The web-series form, she said, is one that appeals to her. “It’s creative, and people have a lot to say,” she said. “It felt like the old days when you started, and you were part of the creative experience as a young actor. Nowadays everybody starts controlling it, so this was an extraordinary experience.”

She also found that the character was one she could relate to. “I grew up in England, and people there are pretty difficult,” she said. “They never say what they mean, and when they do it comes out harsh.

“But the character was also a lot like my mother: always saying the wrong thing and trying to push people around. And I think the meaner, the more desperate she is, the better. There’s a human being underneath there, but I have to not play it so much.”

The show’s second season will get “meaner and tougher and more desperate,” she promised. “It’s exciting to make something that relates to people now,” she added. “She lives in an apartment in Hollywood with a Murphy bed — she has no friends and she’s lonely and sad and feisty. And there are a lot of people like that, who feel loneliness and despair but cover it up.
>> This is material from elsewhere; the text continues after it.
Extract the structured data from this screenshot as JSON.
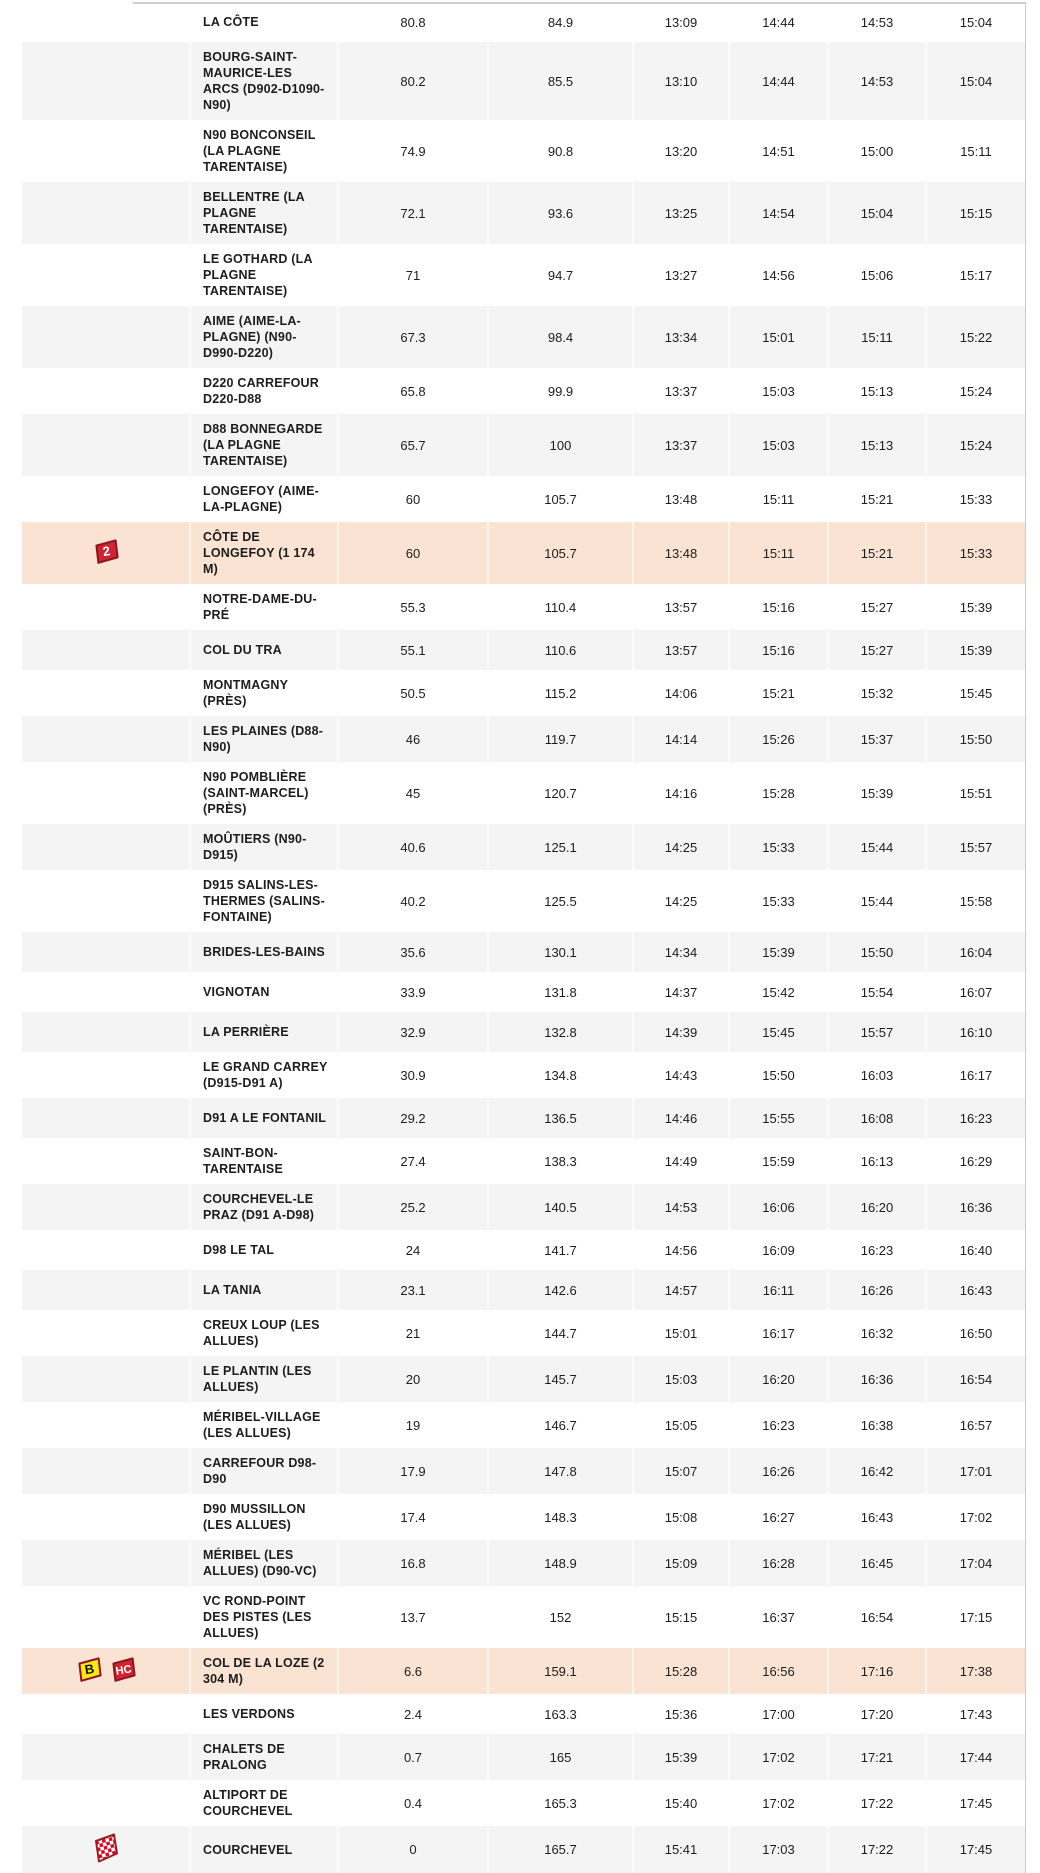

“The show is based on human values, and I love that we can say all that and still be funny.”

As for her return to the Emmys decades after she was first there, Pickles said she had a simple goal: “To try and have a good time, which of course is impossible. Try to enjoy it and be in the moment, and it is nice to see your friends there — if you’re dressed properly and can relax.”

She smiled. “I think toward the end of my run as an Emmy nominee, I started to dress better. At the beginning I was overdressed and uncomfortable.”